Dies war nur eines von vielen Erlebnissen, bei denen ich das Gefühl hatte, nicht „gut genug“ zu sein. In solchen Situationen konzentriere ich mich nur auf das, was ich nicht habe oder nicht kann, anstatt auf das, was ich sehr wohl habe oder was ich sehr wohl kann. Das ist eine der ausgeklügeltsten Strategien, die der Satan bei mir und bei vielen anderen anwendet.

Nachdem meine Lehrerin mir gesagt hatte, dass ich absolut nicht tanzen kann, war ich sehr entmutigt. Ich hatte mich immer beweisen wollen und versuchte daher, in dem gut zu sein, worin andere glänzten. Doch ich scheiterte jedes Mal. Ich wurde den Gedanken nicht los, dass mein einziges Talent darin bestand, stundenlang die Ersatzbank zu hüten. Ich hatte das Gefühl, dass Gott mich übersehen und – im Gegensatz zu allen anderen – nicht gut genug gemacht hatte.

Eines Tages ging es im Seminarunterricht um die Schöpfungen Gottes. Unser Lehrer zeigte uns faszinierende Fotos vom Weltall. Ich weiß noch, wie ich all die Galaxien, Sterne und Planeten anstarrte, die darauf abgebildet waren. Jeder davon war einzigartig, geheimnisvoll und auf seine Art wunderschön.

Da wurde mir etwas bewusst.

Bei all seinen überragenden und unfassbaren Schöpfungen hatte Gott sich dennoch die Zeit genommen, mich zu erschaffen. Einen kleinen, scheinbar unbedeutenden, gewöhnlichen Menschen, dem nicht bewusst war, wie außergewöhnlich er eigentlich war. Einen Menschen, der einzigartig und anders als alle anderen war. Einen Menschen, der von ihm einen ganz individuellen Plan erhalten hatte. Einen Menschen mit grenzenlosem Potenzial und einer göttlichen Bestimmung.

Mich.

In diesem Augenblick glaubte ich endlich von ganzem Herzen, dass die Seelen in den Augen Gottes großen Wert haben (siehe LuB 18:10). Mir wurde bewusst, dass Gott unglaublich viel von mir hält und dass ich in seinen Augen „gut genug“ bin.

Ich kann immer noch nicht gut tanzen.

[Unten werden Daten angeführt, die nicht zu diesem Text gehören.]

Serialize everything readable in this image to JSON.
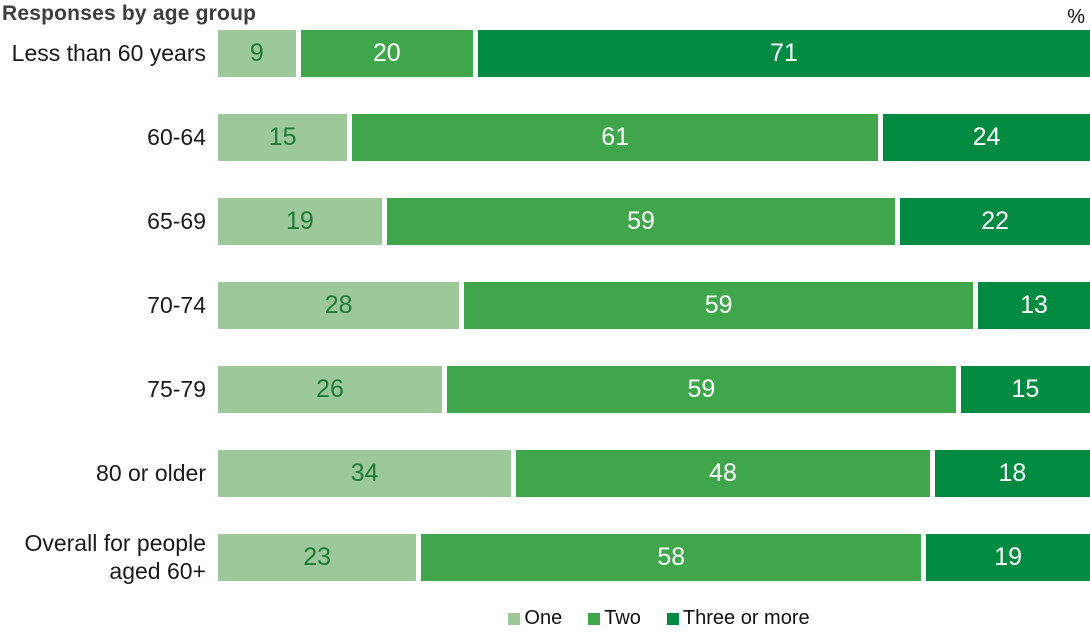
{
  "title": "Responses by age group",
  "unit_label": "%",
  "colors": {
    "series_one": "#9cc89a",
    "series_two": "#3fa64c",
    "series_three_or_more": "#008a42",
    "value_text_on_light": "#1e7b35",
    "value_text_on_dark": "#ffffff",
    "title_text": "#3d3d3d",
    "axis_text": "#1a1a1a"
  },
  "chart_data": {
    "type": "bar",
    "orientation": "horizontal",
    "stacked": true,
    "title": "Responses by age group",
    "xlabel": "%",
    "ylabel": "",
    "xlim": [
      0,
      100
    ],
    "grid": false,
    "legend_position": "bottom",
    "categories": [
      "Less than 60 years",
      "60-64",
      "65-69",
      "70-74",
      "75-79",
      "80 or older",
      "Overall for people aged 60+"
    ],
    "series": [
      {
        "name": "One",
        "color": "#9cc89a",
        "text_color": "#1e7b35",
        "values": [
          9,
          15,
          19,
          28,
          26,
          34,
          23
        ]
      },
      {
        "name": "Two",
        "color": "#3fa64c",
        "text_color": "#ffffff",
        "values": [
          20,
          61,
          59,
          59,
          59,
          48,
          58
        ]
      },
      {
        "name": "Three or more",
        "color": "#008a42",
        "text_color": "#ffffff",
        "values": [
          71,
          24,
          22,
          13,
          15,
          18,
          19
        ]
      }
    ]
  },
  "legend": {
    "items": [
      {
        "label": "One",
        "color": "#9cc89a"
      },
      {
        "label": "Two",
        "color": "#3fa64c"
      },
      {
        "label": "Three or more",
        "color": "#008a42"
      }
    ]
  }
}
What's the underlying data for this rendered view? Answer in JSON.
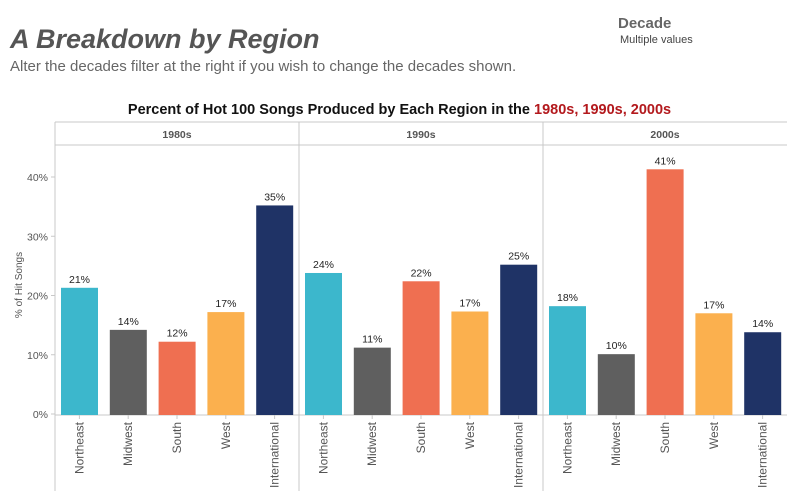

Und ohne mich zu schämen, kann ich sogar zugeben, dass ich wirklich schlecht tanze. Aber das ist in Ordnung. Im Laufe der Jahre habe ich nämlich viele Talente und Stärken in mir entdeckt, die mir nie bewusst gewesen waren. Sie wurden erst mit der Zeit offenbar, als ich mich auf den Herrn verlassen und gläubig darauf vertraut habe, dass er weiß, dass ich gut genug bin. Jeder von uns ist gelegentlich entmutigt. Wenn wir aber das große Ganze einmal mit etwas Abstand betrachten und uns wirklich klar wird, wie bedeutend es ist, wer wir sind, und unsere erstaunlichen Stärken, unsere einzigartigen Fähigkeiten und die Führung des Herrn in unserem Leben erkennen, sind wir besser imstande, mit Glauben, Hoffnung und großem Vertrauen auszuharren.